Wer den Neuen Markt im Herzen Neuruppins kennt, weiß, dass der Platz in den Wintermonaten einen eher trostlosen Anblick bietet. Wenige Wochen vor Heiligabend sollte sich das für vier Tage grundlegend ändern. Der Grund dafür war der von Christian Juhre und Marko Petruschke erstmals ins Leben gerufene Weihnachtsmarkt auf dem Platz an der Fischbänkenstraße.

Von Donnerstag bis Sonntag erfüllten allerlei weihnachtliche Düfte und Klänge den Neuen Markt bis hinunter zur Seepromenade. Zwischen den Holzhäuschen der Händler, an den Feuerschalen und Wurstbuden drängten sich die Besucher dicht an dicht. Neben den klassischen Weihnachtsleckereien bekamen die Gäste allerlei Handwerkskunst zu sehen. Schmiedekunst aus Herzberg, Glasbonbons aus Neuruppin, Holzspielzeug, Keramiken, Stoffwaren und vieles mehr machten den Besuchern den Weihnachtsgeschenke-Einkauf schmackhaft. „Einige Händler mussten schon nach dem ersten Tag neue Ware ordern, weil so viele Besucher gekommen waren. Wir sind positiv überrascht“, sagt Christian Juhre.

Altes Handwerk, Stände mit Weihnachtsgeschenken für seine Lieben, Flammkuchen und Bratäpfel – vier Tage lang ist auf dem Neuen Markt in Neuruppin Weihnachtsmarkt. Hauptattraktion ist ein großes Pfefferkuchenhaus, das die Kinder mit selbst verzierten Honigkuchenplatten gestalten können.

Der Organisator ist vollauf zufrieden und wirkt entspannt, obwohl man bei der Größe und dem knapp bemessenen Planungszeitraum des Projektes vom Gegenteil ausgehen könnte. Erst im August hatte sein Team mit den Vorbereitungen begonnen. „Zunächst mussten wir bei den ansässigen Händlern Überzeugungsarbeit leisten, was nicht immer ganz einfach war. Einige hatten Vorbehalte, da sie die Konkurrenz des Weihnachtsmarktes in Alt Ruppin fürchteten“, sagt Christian Juhre. Die mitunter schwierige Planungsphase machte sich bezahlt. „Wir haben aus der gesamten Stadt Unterstützung erhalten. Angefangen bei den Innenstadthändlern, dem Lions Club, Gastwirten, Vereinen über Handwerker bis hin zum Hotel Resort Mark Brandenburg.“

In den Sommermonaten hatte sich bereits das Freiluftkino „Flimmerstunde“, ebenfalls von Christian Juhre organisiert, auf dem Neuen Markt bewährt. „Diese Idee wollten wir für den Weihnachtsmarkt übernehmen“, so der Organisator. Für die Dauer des Marktes ragte hoch über dem Platz eine große Leinwand, auf der Märchenfilme gezeigt wurden.
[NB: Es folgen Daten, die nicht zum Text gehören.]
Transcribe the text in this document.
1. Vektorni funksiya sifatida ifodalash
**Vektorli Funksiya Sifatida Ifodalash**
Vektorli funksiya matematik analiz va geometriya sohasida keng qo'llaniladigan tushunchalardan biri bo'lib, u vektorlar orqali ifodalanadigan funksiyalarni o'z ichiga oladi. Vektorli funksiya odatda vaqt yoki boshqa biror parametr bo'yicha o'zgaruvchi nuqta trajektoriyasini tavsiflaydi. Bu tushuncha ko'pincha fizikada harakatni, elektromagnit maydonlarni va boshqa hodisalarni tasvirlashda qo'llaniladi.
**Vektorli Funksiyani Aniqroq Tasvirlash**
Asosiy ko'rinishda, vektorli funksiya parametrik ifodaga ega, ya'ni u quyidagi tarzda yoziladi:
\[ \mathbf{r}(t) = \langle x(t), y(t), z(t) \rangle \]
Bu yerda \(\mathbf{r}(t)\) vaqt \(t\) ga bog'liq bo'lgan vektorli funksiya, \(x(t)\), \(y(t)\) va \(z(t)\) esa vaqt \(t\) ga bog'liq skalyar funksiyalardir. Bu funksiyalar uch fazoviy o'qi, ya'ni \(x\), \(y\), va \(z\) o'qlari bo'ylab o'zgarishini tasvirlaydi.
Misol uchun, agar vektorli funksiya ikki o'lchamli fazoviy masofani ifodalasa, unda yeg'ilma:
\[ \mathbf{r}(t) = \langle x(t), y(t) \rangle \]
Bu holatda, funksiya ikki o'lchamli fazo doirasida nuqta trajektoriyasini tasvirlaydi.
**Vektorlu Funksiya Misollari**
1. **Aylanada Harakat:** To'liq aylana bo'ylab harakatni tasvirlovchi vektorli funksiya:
Der Besuchermagnet schlechthin war das rund drei Meter hohe Lebkuchenhaus. Das stand geschützt gegen die Witterung unter einer durchsichtigen Plane. Das Holzgerüst für den Bau wurde mit Hilfe des Wuthenower Tischlers Peter Lenz entworfen und gebaut. Die Bäckerei Janke hatte für die Außenverkleidung knapp 300 Kilogramm Lebkuchenteig zu rund 150 Platten verbacken. Die wurden von Kindern mit Zuckerguss und Süßigkeiten verziert und anschließend auf das Holzgerüst montiert. „Das Lebkuchenhaus soll aber nicht gegessen werden. Wenn der Markt zu Ende ist, hoffen wir, es in einem Stück hin­unter uns Foyer des Seehotels schaffen zu können“, so Christian Juhre. Dort soll das Kunstwerk bis Weihnachten zu besichtigen sein.

Auch über ein mögliches Verkehrschaos, hervorgerufen durch den erhofften und schließlich eingetretenen Besucherstrom, hatten sich die Veranstalter Gedanken gemacht. Eine Lösung fand sich gemeinsam mit der Ostprignitz-Ruppiner Personennahverkehrsgesellschaft. Die richtete am Wochenende einen Shuttle-Service zwischen dem Ruppiner Einkaufszentrum (Reiz) und dem Neuen Markt ein. Um den Weihnachtsmarkt auch für Senioren und Menschen mit Behinderungen erreichbar zu machen, stellte der Arbeiter-Samariter-Bund einen kostenlosen Fahrdienst bereit.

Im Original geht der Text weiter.